Objective: To determine if the influence of preeclampsia on birth size varies with clinical manifestations of the disease, and to evaluate whether maternal factors, such as smoking, modify the effect of preeclampsia on fetal growth.
Methods: Among 12,804 deliveries in a population of approximately 239,000 over a 3-year period, 307 live singleton infants were born after preeclamptic pregnancies. We compared those with a sample of 619 control infants. Preeclampsia was defined as increased diastolic blood pressure (BP) (increase of at least 25 mmHg to at least 90 mmHg) and proteinuria after 20 weeks' gestation. Clinical manifestations were classified according to BP and proteinuria into subgroups of mild, moderate, or severe (including cases with eclampsia and hemolysis, elevated liver enzymes, low platelets [HELLP] syndrome) preeclampsia, and according to gestational age at onset, as early or late preeclampsia. Birth size was expressed as the ratio between observed and expected birth weights, and infants smaller than two standard deviations from expected birth weights were classified as small for gestational age (SGA).

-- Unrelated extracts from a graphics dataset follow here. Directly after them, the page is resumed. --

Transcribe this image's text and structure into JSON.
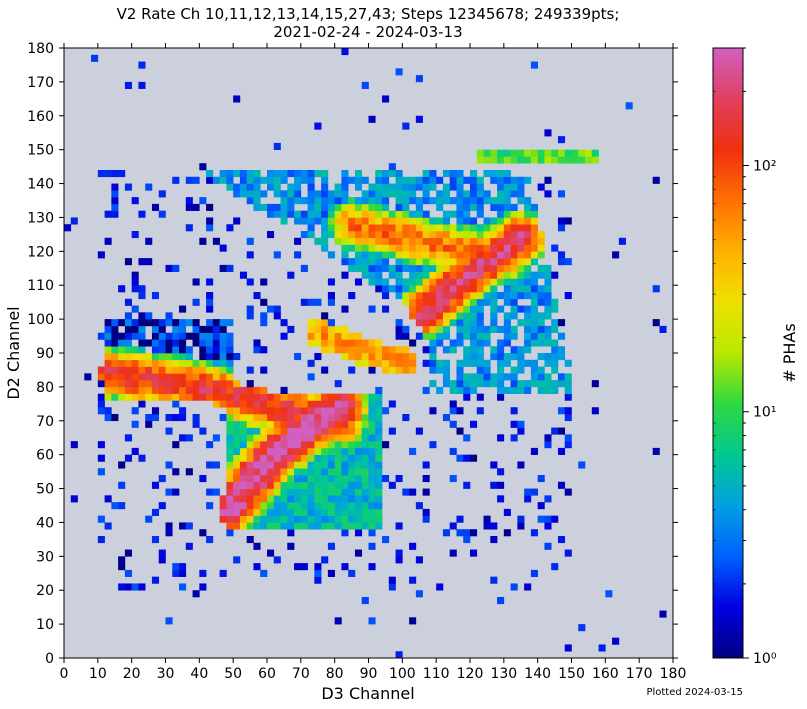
{
  "chart_data": {
    "type": "heatmap",
    "title_line1": "V2 Rate Ch 10,11,12,13,14,15,27,43; Steps 12345678; 249339pts;",
    "title_line2": "2021-02-24 - 2024-03-13",
    "xlabel": "D3 Channel",
    "ylabel": "D2 Channel",
    "xlim": [
      0,
      180
    ],
    "ylim": [
      0,
      180
    ],
    "bin_size": 2,
    "x_ticks": [
      0,
      10,
      20,
      30,
      40,
      50,
      60,
      70,
      80,
      90,
      100,
      110,
      120,
      130,
      140,
      150,
      160,
      170,
      180
    ],
    "y_ticks": [
      0,
      10,
      20,
      30,
      40,
      50,
      60,
      70,
      80,
      90,
      100,
      110,
      120,
      130,
      140,
      150,
      160,
      170,
      180
    ],
    "colorbar": {
      "label": "# PHAs",
      "scale": "log",
      "range": [
        1,
        300
      ],
      "major_ticks": [
        {
          "value": 1,
          "label": "10⁰"
        },
        {
          "value": 10,
          "label": "10¹"
        },
        {
          "value": 100,
          "label": "10²"
        }
      ],
      "colormap": [
        "#000080",
        "#0000e0",
        "#0060ff",
        "#00a0e0",
        "#00c890",
        "#30d840",
        "#b8e800",
        "#f0e000",
        "#ffb000",
        "#ff7000",
        "#f03010",
        "#e04060",
        "#d060c0"
      ]
    },
    "background_color": "#cccfdc",
    "regions": {
      "lower_filled_box": {
        "x": [
          49,
          94
        ],
        "y": [
          38,
          77
        ]
      },
      "left_band_box": {
        "x": [
          13,
          50
        ],
        "y": [
          77,
          100
        ]
      },
      "upper_wedge": {
        "top_y": 144,
        "top_x": [
          40,
          137
        ],
        "bottom_vertex": [
          106,
          101
        ],
        "right_edge_to": [
          151,
          78
        ]
      },
      "top_strip": {
        "x": [
          123,
          158
        ],
        "y": [
          147,
          149
        ]
      }
    },
    "ridges": [
      {
        "name": "lower_diagonal_band",
        "points": [
          [
            49,
            44
          ],
          [
            62,
            60
          ],
          [
            75,
            70
          ],
          [
            82,
            74
          ]
        ],
        "peak_counts": 300
      },
      {
        "name": "lower_horizontal_band",
        "points": [
          [
            14,
            84
          ],
          [
            40,
            80
          ],
          [
            70,
            72
          ],
          [
            82,
            70
          ]
        ],
        "peak_counts": 150
      },
      {
        "name": "upper_diagonal_band",
        "points": [
          [
            75,
            96
          ],
          [
            90,
            90
          ],
          [
            101,
            87
          ]
        ],
        "peak_counts": 60
      },
      {
        "name": "upper_wedge_ridge",
        "points": [
          [
            106,
            102
          ],
          [
            118,
            112
          ],
          [
            135,
            124
          ]
        ],
        "peak_counts": 200
      },
      {
        "name": "upper_wedge_ridge_2",
        "points": [
          [
            85,
            128
          ],
          [
            110,
            122
          ],
          [
            130,
            118
          ]
        ],
        "peak_counts": 80
      }
    ],
    "footer_note": "Plotted 2024-03-15"
  }
}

Results: Preeclampsia was associated with a 5% (95% confidence interval [CI] 3%, 6%) reduction in birth weight. In severe preeclampsia, the reduction was 12% (9%, 15%), and in early-onset disease, birth weight was 23% (18%, 29%) lower than expected. The risk of SGA was four times higher (relative risk [RR] = 4.2; 95% CI 2.2, 8.0) in infants born after preeclampsia than in control pregnancies. Among nulliparas, preeclampsia was associated with a nearly threefold higher risk of SGA (RR = 2.8; 1.2, 5.9), and among paras, the risk of SGA was particularly high after recurrent preeclampsia (RR = 12.3; 3.9, 39.2). In relation to preeclampsia and maternal smoking, the results indicated that each factor might contribute to reduced growth in an additive manner.
Conclusion: Severe and early-onset preeclampsia were associated with significant fetal growth restriction. The risk of having an SGA infant was dramatically higher in women with recurrent preeclampsia. Birth weight reduction related to maternal smoking appeared to be added to that caused by preeclampsia, suggesting that there is no synergy between smoking and preeclampsia on growth restriction.